The differences between Biden’s plan and the Green New Deal are important and deserve reporters’ attention. Biden’s plan is worth remembering arose from negotiations between members of his campaign and progressives in the Bernie Sanders camp after Biden’s victory in the primaries. At the heart of the Biden plan is the promise to decarbonise the American electricity sector by 2035. Following the Sanders Approach, the Biden Plan also provides that 40 percent of federal climate spending will be in communities of black and poor, which historically have suffered the greatest damage from fossil fuel pollution. The Biden plan leaves out some of the Sanders camp’s other social justice goals – healthcare and housing, for example – but the focus on the economy remains central. “In terms of power generation, we can zero out by 2035 … and create millions of well-paid jobs,” Biden said during the debate.

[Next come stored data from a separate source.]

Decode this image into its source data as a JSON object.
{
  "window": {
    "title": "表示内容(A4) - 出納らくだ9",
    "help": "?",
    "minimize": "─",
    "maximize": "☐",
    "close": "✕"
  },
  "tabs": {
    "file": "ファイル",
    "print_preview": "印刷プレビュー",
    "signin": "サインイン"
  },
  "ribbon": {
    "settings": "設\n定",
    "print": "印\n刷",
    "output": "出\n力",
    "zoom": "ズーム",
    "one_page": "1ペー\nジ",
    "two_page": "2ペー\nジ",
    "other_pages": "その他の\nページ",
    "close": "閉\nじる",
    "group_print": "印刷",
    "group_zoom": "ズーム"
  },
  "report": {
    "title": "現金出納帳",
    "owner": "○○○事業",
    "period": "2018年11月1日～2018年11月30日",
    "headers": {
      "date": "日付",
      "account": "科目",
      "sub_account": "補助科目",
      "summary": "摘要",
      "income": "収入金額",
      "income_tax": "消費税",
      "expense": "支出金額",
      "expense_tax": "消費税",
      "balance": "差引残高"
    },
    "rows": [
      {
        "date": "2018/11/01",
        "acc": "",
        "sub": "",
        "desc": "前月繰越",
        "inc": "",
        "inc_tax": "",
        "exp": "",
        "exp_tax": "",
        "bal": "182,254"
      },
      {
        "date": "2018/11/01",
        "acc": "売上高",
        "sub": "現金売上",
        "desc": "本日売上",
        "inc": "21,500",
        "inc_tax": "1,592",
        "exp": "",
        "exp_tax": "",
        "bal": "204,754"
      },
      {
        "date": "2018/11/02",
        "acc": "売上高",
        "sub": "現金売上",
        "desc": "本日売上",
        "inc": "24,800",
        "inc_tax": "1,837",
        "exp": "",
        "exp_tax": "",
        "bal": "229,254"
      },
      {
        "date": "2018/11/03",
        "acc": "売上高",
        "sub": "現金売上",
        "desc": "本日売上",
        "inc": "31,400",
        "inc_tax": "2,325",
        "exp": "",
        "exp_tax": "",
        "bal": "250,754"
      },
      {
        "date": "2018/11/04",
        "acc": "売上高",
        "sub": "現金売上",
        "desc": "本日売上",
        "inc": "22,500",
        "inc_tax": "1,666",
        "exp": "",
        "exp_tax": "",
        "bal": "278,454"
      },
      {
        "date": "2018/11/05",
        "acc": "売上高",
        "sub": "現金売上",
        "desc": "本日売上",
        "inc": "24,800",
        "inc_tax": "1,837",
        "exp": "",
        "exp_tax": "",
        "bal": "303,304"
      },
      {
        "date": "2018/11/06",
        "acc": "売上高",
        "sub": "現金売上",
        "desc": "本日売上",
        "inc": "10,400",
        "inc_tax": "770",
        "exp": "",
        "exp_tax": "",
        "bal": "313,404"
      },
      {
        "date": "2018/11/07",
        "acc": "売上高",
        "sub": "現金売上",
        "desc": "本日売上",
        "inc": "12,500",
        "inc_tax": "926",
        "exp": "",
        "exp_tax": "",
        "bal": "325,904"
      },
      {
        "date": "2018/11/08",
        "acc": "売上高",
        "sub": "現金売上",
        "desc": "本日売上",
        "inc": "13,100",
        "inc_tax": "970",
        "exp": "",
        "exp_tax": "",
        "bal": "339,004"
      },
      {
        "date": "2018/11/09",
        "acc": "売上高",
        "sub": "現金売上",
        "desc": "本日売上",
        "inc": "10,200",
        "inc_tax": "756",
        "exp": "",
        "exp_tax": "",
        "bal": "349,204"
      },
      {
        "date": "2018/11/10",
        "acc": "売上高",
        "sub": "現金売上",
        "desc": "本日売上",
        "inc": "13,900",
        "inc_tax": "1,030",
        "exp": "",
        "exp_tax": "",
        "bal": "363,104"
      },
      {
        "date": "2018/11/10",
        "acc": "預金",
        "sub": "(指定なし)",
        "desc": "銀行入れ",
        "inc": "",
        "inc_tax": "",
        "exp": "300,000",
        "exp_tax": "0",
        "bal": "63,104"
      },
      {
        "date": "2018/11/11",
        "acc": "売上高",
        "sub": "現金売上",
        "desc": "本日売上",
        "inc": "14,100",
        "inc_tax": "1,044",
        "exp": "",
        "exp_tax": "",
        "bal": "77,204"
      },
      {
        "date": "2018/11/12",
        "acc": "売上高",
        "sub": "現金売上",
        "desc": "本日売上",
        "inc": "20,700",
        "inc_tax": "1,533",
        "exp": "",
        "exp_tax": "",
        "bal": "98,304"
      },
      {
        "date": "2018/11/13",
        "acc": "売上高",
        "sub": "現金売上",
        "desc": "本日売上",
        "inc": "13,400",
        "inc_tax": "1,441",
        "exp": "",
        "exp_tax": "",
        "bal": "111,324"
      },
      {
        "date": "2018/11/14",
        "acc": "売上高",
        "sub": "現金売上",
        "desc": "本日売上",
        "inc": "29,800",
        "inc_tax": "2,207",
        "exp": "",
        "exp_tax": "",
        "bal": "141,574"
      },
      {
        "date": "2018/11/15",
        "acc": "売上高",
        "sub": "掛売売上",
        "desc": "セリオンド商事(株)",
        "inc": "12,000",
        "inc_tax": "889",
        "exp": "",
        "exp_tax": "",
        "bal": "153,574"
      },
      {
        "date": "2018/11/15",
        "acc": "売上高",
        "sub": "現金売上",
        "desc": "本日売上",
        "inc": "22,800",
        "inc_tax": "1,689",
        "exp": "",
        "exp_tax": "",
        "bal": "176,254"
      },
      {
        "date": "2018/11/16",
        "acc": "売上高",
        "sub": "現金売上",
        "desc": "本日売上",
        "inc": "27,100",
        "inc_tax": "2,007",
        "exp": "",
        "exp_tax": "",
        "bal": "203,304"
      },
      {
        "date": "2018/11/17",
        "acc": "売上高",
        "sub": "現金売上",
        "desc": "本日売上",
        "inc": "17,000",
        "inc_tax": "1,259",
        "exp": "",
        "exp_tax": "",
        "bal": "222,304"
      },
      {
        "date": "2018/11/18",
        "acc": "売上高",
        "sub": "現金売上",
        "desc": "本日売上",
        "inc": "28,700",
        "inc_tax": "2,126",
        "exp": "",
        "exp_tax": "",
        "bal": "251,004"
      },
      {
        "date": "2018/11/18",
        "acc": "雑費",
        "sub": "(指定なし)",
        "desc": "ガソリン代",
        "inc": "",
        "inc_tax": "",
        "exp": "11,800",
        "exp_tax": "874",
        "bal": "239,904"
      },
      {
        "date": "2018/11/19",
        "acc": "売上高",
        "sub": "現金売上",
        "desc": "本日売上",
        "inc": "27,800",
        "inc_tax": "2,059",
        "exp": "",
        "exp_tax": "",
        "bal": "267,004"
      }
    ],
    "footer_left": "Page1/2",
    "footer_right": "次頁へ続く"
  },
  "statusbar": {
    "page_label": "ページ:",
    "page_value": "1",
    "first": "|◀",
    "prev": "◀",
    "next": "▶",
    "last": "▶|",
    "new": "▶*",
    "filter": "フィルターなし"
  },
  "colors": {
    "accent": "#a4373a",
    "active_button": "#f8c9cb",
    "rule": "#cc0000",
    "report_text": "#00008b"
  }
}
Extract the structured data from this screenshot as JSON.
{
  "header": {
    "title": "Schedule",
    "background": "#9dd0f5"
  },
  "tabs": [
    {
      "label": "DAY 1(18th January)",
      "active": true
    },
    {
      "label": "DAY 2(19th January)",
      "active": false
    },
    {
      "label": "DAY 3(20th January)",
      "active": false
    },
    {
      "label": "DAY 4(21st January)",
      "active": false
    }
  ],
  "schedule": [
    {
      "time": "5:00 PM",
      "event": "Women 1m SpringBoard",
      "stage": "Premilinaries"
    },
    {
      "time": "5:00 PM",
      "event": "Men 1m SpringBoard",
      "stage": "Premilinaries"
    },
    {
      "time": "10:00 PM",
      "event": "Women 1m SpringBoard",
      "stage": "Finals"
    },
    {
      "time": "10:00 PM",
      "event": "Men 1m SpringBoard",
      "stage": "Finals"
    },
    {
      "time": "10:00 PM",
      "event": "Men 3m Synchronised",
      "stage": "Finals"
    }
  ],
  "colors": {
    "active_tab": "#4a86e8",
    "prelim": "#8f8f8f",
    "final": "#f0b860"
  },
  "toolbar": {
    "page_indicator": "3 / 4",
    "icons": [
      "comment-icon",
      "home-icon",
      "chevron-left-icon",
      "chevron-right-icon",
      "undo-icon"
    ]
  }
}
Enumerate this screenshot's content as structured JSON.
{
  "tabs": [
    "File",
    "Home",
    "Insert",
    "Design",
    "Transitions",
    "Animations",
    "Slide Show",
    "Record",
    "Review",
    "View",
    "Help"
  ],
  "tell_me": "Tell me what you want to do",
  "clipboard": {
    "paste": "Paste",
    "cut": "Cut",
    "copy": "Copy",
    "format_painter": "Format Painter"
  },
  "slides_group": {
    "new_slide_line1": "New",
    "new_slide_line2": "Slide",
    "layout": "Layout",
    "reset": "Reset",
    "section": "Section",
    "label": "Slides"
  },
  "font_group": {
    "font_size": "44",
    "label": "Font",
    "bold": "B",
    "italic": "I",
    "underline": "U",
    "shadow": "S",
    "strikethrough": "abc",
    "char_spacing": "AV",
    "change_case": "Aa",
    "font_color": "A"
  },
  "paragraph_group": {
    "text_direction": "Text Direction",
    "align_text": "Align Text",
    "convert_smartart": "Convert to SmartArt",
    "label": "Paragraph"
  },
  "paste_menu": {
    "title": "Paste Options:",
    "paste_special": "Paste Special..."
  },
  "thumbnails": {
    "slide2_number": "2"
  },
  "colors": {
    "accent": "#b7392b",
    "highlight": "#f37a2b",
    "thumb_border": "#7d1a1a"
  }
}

In the meantime, the science is clear: Avoiding catastrophic temperature rises requires rapid and far-reaching decarbonization of the global economy. Emissions must be halved by 2030 to limit temperature rise to 1.5 ° C, scientists from the United Nations Intergovernmental Panel on Climate Change said in their landmark report on global warming of 1.5 ° C in 2018 To achieve this goal, economies must change rapidly. “unprecedented“In human history, said the scientists.
This moment-probably America’s last To get the climate problem right, the press needs to explain its scientific and economic realities to its audience much better. Trump, in his own words and actions, has no plan for the climate. Biden has a plan that is informed of the Green New Deal, but is ultimately different from it. Rather than contributing to an environment in which the words “Green New Deal” are treated as a political commitment, good journalism should examine both candidates’ plans for their merits and inform the public accordingly. That also means finally telling the audience the truth about the Green New Deal.